Когда Загряжская замолчала, я встал и холодно произнёс: — Вы сегодня же уедете в своё поместье и больше никогда не появитесь при дворе.

— Но а как же моя Машенька? Она совсем недавно родила дочь…

— Мария Кочубей справится и без вашей помощи, — перебил я её. — Ну а если не справится, то я её не удерживаю, и она вполне может присоединиться к вам в вашем поместье.

— Ваше величество, — женщина вскочила со стула, заламывая руки, но тут поднялся всё это время молчавший Макаров.

— Не усугубляйте, Наталья Кирилловна, не нужно, — он говорил что-то ещё, но я уже не слушал его и вышел из этой комнаты без окон.

* * *

Конь всхрапнул, и я вздрогнул, вынырнув из воспоминаний. Некоторое время ехал молча, потом повернулся к Раевскому.

— Вы выяснили, как эта дрянь попала на наш стол? — спросил я, нарушив относительное молчание.

— Да, ваше величество, — без заминки ответил Николай. — Тот кухонный слуга, который заболел, несколько раз брал измельчённый болиголов и посыпал уже готовые блюда. Бедняга был помощником повара, в его задачу входила чистка овощей, а также их нарезка и нарезка зелени, кроме того, что он должен был воду носить.

— Дай угадаю, они резали эти свои петрушки на одном столе, — я даже глаза на мгновение закрыл, — даже не протерев его. Не удивлюсь, если одним и тем же ножом. Да и остатки растения, так похожего на петрушку, почему бы не смешать с тем, что только что нашинковал, всё вкуснее будет, — и я невесело усмехнулся.

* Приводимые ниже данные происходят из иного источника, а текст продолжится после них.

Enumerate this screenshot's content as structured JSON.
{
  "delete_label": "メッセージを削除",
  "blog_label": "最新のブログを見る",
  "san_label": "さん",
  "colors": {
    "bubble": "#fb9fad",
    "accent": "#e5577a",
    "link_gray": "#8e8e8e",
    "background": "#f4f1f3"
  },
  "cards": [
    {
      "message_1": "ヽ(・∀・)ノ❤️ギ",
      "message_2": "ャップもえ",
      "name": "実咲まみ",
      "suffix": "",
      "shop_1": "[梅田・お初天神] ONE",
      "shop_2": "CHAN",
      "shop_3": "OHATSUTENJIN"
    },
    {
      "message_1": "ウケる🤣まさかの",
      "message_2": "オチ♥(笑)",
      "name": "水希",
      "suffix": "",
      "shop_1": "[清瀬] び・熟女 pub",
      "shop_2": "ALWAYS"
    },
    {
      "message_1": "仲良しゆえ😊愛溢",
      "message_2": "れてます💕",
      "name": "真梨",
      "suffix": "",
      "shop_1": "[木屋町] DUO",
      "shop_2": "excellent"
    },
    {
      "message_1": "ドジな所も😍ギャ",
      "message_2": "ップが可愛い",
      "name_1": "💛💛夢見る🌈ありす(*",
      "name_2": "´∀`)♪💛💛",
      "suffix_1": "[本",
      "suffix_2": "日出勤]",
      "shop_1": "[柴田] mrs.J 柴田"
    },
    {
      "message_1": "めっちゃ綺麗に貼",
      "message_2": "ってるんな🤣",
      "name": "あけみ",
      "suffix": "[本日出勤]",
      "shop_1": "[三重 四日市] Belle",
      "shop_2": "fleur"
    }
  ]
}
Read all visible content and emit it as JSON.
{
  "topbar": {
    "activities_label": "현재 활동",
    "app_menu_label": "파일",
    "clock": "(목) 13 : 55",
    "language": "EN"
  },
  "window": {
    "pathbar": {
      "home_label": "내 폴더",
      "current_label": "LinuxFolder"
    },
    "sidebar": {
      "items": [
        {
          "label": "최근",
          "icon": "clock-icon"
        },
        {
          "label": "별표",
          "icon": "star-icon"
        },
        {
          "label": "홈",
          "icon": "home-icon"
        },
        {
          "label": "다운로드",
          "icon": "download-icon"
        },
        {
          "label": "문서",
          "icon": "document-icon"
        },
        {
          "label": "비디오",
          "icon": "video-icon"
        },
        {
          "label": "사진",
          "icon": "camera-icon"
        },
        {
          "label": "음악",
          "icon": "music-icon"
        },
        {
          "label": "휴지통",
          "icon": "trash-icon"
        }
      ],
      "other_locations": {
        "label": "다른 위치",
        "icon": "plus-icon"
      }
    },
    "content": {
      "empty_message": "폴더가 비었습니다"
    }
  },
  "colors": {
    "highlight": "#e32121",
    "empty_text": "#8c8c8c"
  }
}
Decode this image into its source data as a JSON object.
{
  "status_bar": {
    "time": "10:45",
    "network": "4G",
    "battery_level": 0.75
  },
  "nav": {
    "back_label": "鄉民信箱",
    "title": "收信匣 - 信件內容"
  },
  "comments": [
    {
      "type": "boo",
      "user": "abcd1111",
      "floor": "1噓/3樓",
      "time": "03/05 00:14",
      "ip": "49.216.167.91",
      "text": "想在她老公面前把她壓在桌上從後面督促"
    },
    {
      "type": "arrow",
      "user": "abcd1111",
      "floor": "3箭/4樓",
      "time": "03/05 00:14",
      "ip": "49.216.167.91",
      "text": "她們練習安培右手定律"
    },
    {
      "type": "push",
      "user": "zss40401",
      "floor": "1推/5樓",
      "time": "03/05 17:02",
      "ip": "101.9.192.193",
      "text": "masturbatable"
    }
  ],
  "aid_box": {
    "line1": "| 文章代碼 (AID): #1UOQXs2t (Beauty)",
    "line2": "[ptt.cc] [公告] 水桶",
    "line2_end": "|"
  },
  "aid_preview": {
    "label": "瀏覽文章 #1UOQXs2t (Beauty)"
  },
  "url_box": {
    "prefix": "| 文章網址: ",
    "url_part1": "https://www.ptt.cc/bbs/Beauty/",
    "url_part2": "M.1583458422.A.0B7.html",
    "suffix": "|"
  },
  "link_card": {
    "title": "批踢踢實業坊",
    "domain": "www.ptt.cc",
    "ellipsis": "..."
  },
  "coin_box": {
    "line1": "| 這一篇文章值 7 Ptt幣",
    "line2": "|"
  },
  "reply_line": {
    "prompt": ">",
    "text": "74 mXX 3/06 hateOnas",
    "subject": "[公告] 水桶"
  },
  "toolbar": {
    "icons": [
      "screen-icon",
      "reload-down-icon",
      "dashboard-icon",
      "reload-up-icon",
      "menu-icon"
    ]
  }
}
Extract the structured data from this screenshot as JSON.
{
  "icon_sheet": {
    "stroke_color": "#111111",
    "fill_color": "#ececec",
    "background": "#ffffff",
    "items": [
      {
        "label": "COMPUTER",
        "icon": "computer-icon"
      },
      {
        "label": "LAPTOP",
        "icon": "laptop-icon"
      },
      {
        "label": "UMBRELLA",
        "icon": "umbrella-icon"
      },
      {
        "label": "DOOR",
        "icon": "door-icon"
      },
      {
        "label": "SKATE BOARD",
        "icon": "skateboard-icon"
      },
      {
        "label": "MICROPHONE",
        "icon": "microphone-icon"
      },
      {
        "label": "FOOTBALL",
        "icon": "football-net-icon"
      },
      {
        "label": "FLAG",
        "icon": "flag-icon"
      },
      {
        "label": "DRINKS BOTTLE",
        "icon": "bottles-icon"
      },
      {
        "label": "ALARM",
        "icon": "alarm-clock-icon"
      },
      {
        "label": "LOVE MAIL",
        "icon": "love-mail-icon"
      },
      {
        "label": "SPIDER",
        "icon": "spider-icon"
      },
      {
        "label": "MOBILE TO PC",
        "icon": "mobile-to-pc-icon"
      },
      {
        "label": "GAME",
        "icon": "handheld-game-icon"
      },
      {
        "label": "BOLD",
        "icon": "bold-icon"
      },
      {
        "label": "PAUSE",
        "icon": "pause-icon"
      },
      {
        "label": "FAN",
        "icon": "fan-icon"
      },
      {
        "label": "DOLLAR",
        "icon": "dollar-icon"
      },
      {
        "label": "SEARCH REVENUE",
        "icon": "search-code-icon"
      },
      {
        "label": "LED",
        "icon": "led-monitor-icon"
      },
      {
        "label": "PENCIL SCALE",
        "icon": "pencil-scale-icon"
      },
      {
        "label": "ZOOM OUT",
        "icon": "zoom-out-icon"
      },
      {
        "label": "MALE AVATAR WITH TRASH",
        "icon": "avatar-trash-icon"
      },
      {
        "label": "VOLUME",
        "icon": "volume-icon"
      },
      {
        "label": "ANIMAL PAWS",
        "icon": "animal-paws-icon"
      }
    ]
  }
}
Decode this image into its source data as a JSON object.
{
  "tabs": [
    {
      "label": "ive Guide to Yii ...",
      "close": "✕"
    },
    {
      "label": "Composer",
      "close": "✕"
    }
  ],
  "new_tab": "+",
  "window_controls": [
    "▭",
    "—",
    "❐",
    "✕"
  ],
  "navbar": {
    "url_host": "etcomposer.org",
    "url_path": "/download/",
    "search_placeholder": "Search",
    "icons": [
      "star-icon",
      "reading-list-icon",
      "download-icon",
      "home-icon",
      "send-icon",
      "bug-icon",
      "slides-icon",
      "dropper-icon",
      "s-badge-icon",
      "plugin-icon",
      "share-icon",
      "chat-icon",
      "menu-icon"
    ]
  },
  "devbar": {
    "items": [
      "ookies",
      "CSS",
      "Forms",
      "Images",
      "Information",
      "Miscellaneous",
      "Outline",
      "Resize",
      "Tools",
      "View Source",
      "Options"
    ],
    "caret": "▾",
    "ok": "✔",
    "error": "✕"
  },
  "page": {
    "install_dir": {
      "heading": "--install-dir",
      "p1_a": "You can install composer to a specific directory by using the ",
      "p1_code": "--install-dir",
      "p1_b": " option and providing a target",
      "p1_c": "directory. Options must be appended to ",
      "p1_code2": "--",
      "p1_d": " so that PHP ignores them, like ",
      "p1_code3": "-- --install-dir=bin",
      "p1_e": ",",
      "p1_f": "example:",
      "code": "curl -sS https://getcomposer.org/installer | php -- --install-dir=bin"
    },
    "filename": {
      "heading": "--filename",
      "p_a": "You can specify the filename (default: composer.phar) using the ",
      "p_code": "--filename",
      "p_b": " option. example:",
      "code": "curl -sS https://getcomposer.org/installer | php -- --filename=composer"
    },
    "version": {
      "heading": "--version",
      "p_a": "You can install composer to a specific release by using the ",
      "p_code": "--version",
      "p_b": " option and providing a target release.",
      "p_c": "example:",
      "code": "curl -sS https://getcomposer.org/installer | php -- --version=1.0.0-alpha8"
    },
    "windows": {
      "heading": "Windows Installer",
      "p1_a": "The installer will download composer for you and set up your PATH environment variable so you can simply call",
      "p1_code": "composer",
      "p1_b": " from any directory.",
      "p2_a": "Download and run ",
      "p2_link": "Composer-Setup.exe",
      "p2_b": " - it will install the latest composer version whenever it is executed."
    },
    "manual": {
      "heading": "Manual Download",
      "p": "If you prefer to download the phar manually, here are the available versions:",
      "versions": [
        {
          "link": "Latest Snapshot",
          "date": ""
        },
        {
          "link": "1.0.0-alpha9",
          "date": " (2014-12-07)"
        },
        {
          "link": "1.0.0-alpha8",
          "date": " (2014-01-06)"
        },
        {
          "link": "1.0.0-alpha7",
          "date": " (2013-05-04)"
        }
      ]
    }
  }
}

Какие нахрен башенки на танках? Нужно срочно санпины изобретать. Или как правильно все эти нормативы гигиенические называются? Технический прогресс уже и так не остановить. Я, конечно, буду стараться загребать к себе учёных и изобретателей, чтобы хоть немного опередить тех же англичан, но главное — это научить людей разделочные доски мыть и ножи чистить. А ещё надо просто позарез снизить в армии заболеваемость разной кишечной заразой. Это просто жизненно необходимо. И для этого нужно время. И мне нужно как-то это время выкроить. Потому что медицина и гигиена, как одно из её направлений, вышли на передний план и приобрели первичный приоритет. Почти такой же, как дороги.